4. Bahwasanya setiap sesuatu yang disembah selain Allah adalah thogut. Ini di dasarkan pada firman Allah Ta’ala: (فَمَن يَكْفُرْ بِالطَّاغُوتِ وَيُؤْمِن بِاللهِ) Barangsiapa yang kafir kepada thagut dan beriman kepada Allah.

5. Bahwasanya keselamatan dunia dan akhirat hanya dengan kafir dan mengingkari thogut dan beriman kepada Allah Ta’ala, ini di dasari firman Allah Ta’ala (فَقَدِ اسْتَمْسَكَ بِالْعُرْوَةِ الْوُثْقَى): Sungguh dia telah berpegang dengan buhul tali yang amat kuat.

6. Sesungguhnya amal perbuatan bertingkat-tingkat, ini di tunjukan dari kata yang menandakan adanya tingkatan tersebut (الْوُثْقَى): Yang sangat kuat, adanya keutamaan pada sesuatu menghendaki adanya sesuatu yang lebih utama dan adanya sesuatu yang lebih rendah keutamaan darinya. Tidak diragukan lagi bahwasanya amal perbuatan itu bertingkat-tingkat keutamaannya, yang mana ini semua ditunjukan oleh nash-nash al-Qur–an dan as-Sunnah, seperti firman Allah Ta’ala (لِيَبْلُوَكُمْ أَيُّكُمْ أَحْسَنُ عَمَلاً): Untuk dia menguji kalian, siapakah diantara kalian yang lebih baik amal perbuatannya. (al-Mulk: 2). Dan ( حْسَنُ): Lebih baik adalah kata yang menunjukan tingkatan. Ini menunjukan adanya tingkatan keutamaan amal di dalam kebaikan atau kebagusannya.
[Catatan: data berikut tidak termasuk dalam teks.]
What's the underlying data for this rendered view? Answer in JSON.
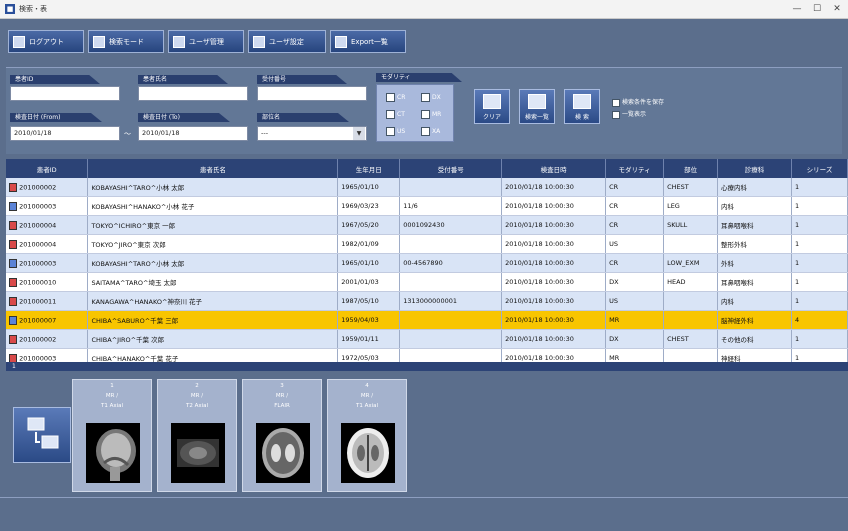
{
  "window": {
    "title": "検索・表",
    "min": "—",
    "max": "☐",
    "close": "✕"
  },
  "toolbar": {
    "buttons": [
      {
        "label": "ログアウト",
        "icon": "logout-icon"
      },
      {
        "label": "検索モード",
        "icon": "search-mode-icon"
      },
      {
        "label": "ユーザ管理",
        "icon": "user-admin-icon"
      },
      {
        "label": "ユーザ設定",
        "icon": "wrench-icon"
      },
      {
        "label": "Export一覧",
        "icon": "export-icon"
      }
    ]
  },
  "search": {
    "patient_id_label": "患者ID",
    "patient_name_label": "患者氏名",
    "accession_label": "受付番号",
    "date_from_label": "検査日付 (From)",
    "date_from_value": "2010/01/18",
    "date_to_label": "検査日付 (To)",
    "date_to_value": "2010/01/18",
    "date_sep": "〜",
    "bodypart_label": "部位名",
    "bodypart_value": "---",
    "modality_label": "モダリティ",
    "modalities": [
      "CR",
      "DX",
      "CT",
      "MR",
      "US",
      "XA"
    ],
    "buttons": [
      {
        "label": "クリア"
      },
      {
        "label": "検索一覧"
      },
      {
        "label": "検 索"
      }
    ],
    "options": [
      "検索条件を保存",
      "一覧表示"
    ]
  },
  "grid": {
    "columns": [
      "患者ID",
      "患者氏名",
      "生年月日",
      "受付番号",
      "検査日時",
      "モダリティ",
      "部位",
      "診療科",
      "シリーズ"
    ],
    "rows": [
      [
        "201000002",
        "KOBAYASHI^TARO^小林 太郎",
        "1965/01/10",
        "",
        "2010/01/18 10:00:30",
        "CR",
        "CHEST",
        "心療内科",
        "1"
      ],
      [
        "201000003",
        "KOBAYASHI^HANAKO^小林 花子",
        "1969/03/23",
        "11/6",
        "2010/01/18 10:00:30",
        "CR",
        "LEG",
        "内科",
        "1"
      ],
      [
        "201000004",
        "TOKYO^ICHIRO^東京 一郎",
        "1967/05/20",
        "0001092430",
        "2010/01/18 10:00:30",
        "CR",
        "SKULL",
        "耳鼻咽喉科",
        "1"
      ],
      [
        "201000004",
        "TOKYO^JIRO^東京 次郎",
        "1982/01/09",
        "",
        "2010/01/18 10:00:30",
        "US",
        "",
        "整形外科",
        "1"
      ],
      [
        "201000003",
        "KOBAYASHI^TARO^小林 太郎",
        "1965/01/10",
        "00-4567890",
        "2010/01/18 10:00:30",
        "CR",
        "LOW_EXM",
        "外科",
        "1"
      ],
      [
        "201000010",
        "SAITAMA^TARO^埼玉 太郎",
        "2001/01/03",
        "",
        "2010/01/18 10:00:30",
        "DX",
        "HEAD",
        "耳鼻咽喉科",
        "1"
      ],
      [
        "201000011",
        "KANAGAWA^HANAKO^神奈川 花子",
        "1987/05/10",
        "1313000000001",
        "2010/01/18 10:00:30",
        "US",
        "",
        "内科",
        "1"
      ],
      [
        "201000007",
        "CHIBA^SABURO^千葉 三郎",
        "1959/04/03",
        "",
        "2010/01/18 10:00:30",
        "MR",
        "",
        "脳神経外科",
        "4"
      ],
      [
        "201000002",
        "CHIBA^JIRO^千葉 次郎",
        "1959/01/11",
        "",
        "2010/01/18 10:00:30",
        "DX",
        "CHEST",
        "その他の科",
        "1"
      ],
      [
        "201000003",
        "CHIBA^HANAKO^千葉 花子",
        "1972/05/03",
        "",
        "2010/01/18 10:00:30",
        "MR",
        "",
        "神経科",
        "1"
      ]
    ],
    "selected_row": 7,
    "footer": "1"
  },
  "thumbnails": [
    {
      "cap1": "1",
      "cap2": "MR /",
      "cap3": "T1 Axial",
      "img": "sagittal"
    },
    {
      "cap1": "2",
      "cap2": "MR /",
      "cap3": "T2 Axial",
      "img": "axial-dark"
    },
    {
      "cap1": "3",
      "cap2": "MR /",
      "cap3": "FLAIR",
      "img": "axial-mid"
    },
    {
      "cap1": "4",
      "cap2": "MR /",
      "cap3": "T1 Axial",
      "img": "axial-bright"
    }
  ],
  "colors": {
    "header": "#2c4376",
    "selected": "#f8c500",
    "toolbar_bg": "#5b6e8c"
  }
}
Dan (dalam sebuah hadist Rasulullah shallahu ‘alaihi wa sallam ditanya; (أي العمل أحب إلى الله قال: الصلاة على وقتها): Amal apa yang paling Allah cintai, beliau menjawab: Sholat pada waktunya. Dan di dalam sebuah hadist al-Qudsi Allah Subhanahu wata’ala berfirman : (مَا تَقَرَّبَ إِلَيَّ عَبْدِي بِشَيْءٍ أَحَبَّ إِلَيَّ مِمَّا افْتَرَضْتُ عَلَيْهِ): Tidaklah seorang hamba mendekatkan diri kepadaku dengan sesuatu yang lebih aku cintai kecuali dari apa yang telah aku wajibkan kepadanya (HR. Bukhari: 6502). Adanya tingkatan amal perbuatan mengharuskan adanya tingkatan orang yang beramal tersebut. Semakin utama amal perbuatan yang dilakukan seseorang maka semakin utama dan mulia orang tersebut.

Tingkatan amal perbuatan itu di pengaruhi oleh beberapa hal:

a. Pelaku, ini didasarkan kepada sabda Rasulullah shallahu ‘alaihi wa sallam :

(لا تصب أصحابي فوالذي نفسي بيده لو أن أحدكم أنفق مثل أحد ذهبا ما أدرك مد أحد ولا نصيفه)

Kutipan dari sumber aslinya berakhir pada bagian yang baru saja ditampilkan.